Deutsche Bank shares fell Thursday after its CEO admitted that the bank has been hard hit by the recent global credit crunch.
Deutsche Bank CEO Josef Ackermann told German broadcaster ZDF that the bank had "made mistakes during this crisis" and admitted the bank's third-quarter results would suffer as a result.
The interview was due to be aired Thursday but the station made the transcript available beforehand, with the result that Deutsche Bank shares had fallen by 1 p.m. local time on Thursday. One trader told the news agency Reuters that the statement, which he said amounted to a "quasi-profit warning," was dragging the entire Frankfurt stock market down.
In the interview, Ackermann admitted that €29 billion ($40.5 billion) in credit agreements must now be reassessed as a result of the global credit crisis, which was triggered by a collapse in the US subprime mortgage sector.
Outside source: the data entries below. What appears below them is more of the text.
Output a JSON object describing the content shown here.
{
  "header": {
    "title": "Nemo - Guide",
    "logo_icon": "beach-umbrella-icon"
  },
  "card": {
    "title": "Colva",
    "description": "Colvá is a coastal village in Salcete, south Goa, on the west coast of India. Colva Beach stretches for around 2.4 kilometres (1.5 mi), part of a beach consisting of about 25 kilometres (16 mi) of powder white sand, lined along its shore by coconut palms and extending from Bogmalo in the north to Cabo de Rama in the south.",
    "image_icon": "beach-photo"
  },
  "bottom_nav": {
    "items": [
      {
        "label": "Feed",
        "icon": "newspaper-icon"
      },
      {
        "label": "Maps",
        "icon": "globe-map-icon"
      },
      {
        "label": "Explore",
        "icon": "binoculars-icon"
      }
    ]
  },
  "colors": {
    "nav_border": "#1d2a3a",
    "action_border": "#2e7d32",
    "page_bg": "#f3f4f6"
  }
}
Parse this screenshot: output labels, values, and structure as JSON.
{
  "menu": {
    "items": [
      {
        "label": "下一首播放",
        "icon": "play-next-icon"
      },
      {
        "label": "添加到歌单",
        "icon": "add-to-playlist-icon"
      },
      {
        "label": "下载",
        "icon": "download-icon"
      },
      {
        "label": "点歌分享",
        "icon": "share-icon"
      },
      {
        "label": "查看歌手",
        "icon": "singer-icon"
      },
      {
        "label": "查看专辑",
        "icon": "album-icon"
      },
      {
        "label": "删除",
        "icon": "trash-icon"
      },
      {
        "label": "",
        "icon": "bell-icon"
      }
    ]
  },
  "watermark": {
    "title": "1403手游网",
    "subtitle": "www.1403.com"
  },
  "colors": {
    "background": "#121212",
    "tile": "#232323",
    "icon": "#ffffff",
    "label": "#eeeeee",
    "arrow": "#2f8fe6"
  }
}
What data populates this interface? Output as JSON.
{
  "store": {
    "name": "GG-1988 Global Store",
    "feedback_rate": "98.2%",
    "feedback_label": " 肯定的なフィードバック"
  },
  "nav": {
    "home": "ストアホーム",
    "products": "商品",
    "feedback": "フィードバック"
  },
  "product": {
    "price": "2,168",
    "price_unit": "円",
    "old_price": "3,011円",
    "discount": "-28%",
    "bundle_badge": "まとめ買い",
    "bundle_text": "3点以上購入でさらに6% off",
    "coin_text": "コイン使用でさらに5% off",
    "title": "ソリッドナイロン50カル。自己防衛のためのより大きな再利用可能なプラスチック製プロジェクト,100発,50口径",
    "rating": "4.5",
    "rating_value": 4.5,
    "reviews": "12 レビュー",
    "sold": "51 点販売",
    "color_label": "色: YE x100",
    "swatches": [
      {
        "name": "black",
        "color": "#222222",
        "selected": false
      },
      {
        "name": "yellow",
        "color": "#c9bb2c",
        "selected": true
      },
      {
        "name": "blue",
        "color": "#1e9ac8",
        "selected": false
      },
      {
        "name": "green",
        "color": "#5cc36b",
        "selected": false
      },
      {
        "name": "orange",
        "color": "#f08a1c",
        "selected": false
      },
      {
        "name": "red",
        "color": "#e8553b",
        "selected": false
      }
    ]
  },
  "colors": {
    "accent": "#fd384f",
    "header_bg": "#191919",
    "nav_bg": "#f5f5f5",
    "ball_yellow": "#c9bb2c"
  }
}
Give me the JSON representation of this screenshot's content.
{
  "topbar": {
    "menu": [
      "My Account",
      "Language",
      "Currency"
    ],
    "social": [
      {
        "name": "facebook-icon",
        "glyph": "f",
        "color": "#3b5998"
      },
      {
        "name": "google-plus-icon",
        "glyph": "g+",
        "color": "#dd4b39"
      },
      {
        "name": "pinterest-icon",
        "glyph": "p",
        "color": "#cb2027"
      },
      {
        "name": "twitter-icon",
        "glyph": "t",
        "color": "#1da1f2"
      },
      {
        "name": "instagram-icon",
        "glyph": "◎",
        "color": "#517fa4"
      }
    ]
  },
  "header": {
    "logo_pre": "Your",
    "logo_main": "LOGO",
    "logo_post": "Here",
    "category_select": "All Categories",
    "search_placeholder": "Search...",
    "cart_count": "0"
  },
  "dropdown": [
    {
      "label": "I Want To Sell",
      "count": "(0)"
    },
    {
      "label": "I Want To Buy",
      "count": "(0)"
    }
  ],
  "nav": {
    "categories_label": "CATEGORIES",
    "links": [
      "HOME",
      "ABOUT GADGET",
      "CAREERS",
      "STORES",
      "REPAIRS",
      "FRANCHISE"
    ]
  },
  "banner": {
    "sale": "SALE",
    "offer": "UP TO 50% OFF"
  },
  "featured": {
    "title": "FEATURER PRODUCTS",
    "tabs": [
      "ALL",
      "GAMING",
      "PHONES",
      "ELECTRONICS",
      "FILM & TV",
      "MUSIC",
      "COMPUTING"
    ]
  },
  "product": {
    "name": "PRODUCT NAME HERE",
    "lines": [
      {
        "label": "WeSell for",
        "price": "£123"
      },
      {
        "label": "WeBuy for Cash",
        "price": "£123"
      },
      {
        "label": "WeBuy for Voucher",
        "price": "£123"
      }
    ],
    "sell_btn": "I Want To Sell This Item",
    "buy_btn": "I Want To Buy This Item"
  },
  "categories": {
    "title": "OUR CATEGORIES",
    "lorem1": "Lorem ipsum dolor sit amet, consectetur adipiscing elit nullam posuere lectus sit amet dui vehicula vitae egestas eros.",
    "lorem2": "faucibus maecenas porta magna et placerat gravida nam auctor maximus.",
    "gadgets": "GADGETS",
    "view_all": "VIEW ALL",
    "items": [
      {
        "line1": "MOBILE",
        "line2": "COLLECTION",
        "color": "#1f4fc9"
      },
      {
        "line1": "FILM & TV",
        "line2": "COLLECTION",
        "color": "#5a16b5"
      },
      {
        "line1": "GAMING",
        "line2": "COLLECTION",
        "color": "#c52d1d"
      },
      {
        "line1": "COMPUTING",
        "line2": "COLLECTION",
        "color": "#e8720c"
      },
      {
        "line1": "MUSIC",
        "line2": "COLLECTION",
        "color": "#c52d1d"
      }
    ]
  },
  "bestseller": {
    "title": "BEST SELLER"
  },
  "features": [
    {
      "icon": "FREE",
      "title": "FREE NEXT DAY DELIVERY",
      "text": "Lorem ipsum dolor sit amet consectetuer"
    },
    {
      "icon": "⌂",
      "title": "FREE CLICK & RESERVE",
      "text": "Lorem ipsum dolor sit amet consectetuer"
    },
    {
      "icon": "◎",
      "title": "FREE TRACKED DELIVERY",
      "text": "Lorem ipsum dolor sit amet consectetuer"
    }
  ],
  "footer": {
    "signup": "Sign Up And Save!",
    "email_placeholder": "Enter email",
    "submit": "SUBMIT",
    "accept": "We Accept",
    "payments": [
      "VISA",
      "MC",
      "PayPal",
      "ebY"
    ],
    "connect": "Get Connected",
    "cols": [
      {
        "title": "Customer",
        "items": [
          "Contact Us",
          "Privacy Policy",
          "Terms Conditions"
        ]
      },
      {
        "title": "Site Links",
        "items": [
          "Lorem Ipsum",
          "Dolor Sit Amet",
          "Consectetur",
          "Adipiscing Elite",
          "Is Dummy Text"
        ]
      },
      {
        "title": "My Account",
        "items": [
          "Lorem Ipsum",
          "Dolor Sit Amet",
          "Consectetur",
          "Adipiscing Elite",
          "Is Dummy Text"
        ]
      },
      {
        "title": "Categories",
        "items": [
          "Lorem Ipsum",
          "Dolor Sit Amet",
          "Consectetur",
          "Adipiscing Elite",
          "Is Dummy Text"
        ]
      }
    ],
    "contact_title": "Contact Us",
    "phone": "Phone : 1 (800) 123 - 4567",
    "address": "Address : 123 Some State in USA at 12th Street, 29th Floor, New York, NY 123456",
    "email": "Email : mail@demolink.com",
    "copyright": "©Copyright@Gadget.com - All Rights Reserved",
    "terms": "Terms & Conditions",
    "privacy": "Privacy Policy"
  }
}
He did not specify how much the crisis would cost the bank, Germany's biggest, but said the main result would be a scrapping of plans to hire an extra 4,000 staff this year.
German banks have been among those worst hit by the subprime crisis. Two state-backed banks, IKB and SachsenLB have already had to be bailed out. SPIEGEL reported earlier this week that German investment funds and state-backed banks may also be hit by the problems at the British building society Northern Rock, itself a crunch casualty.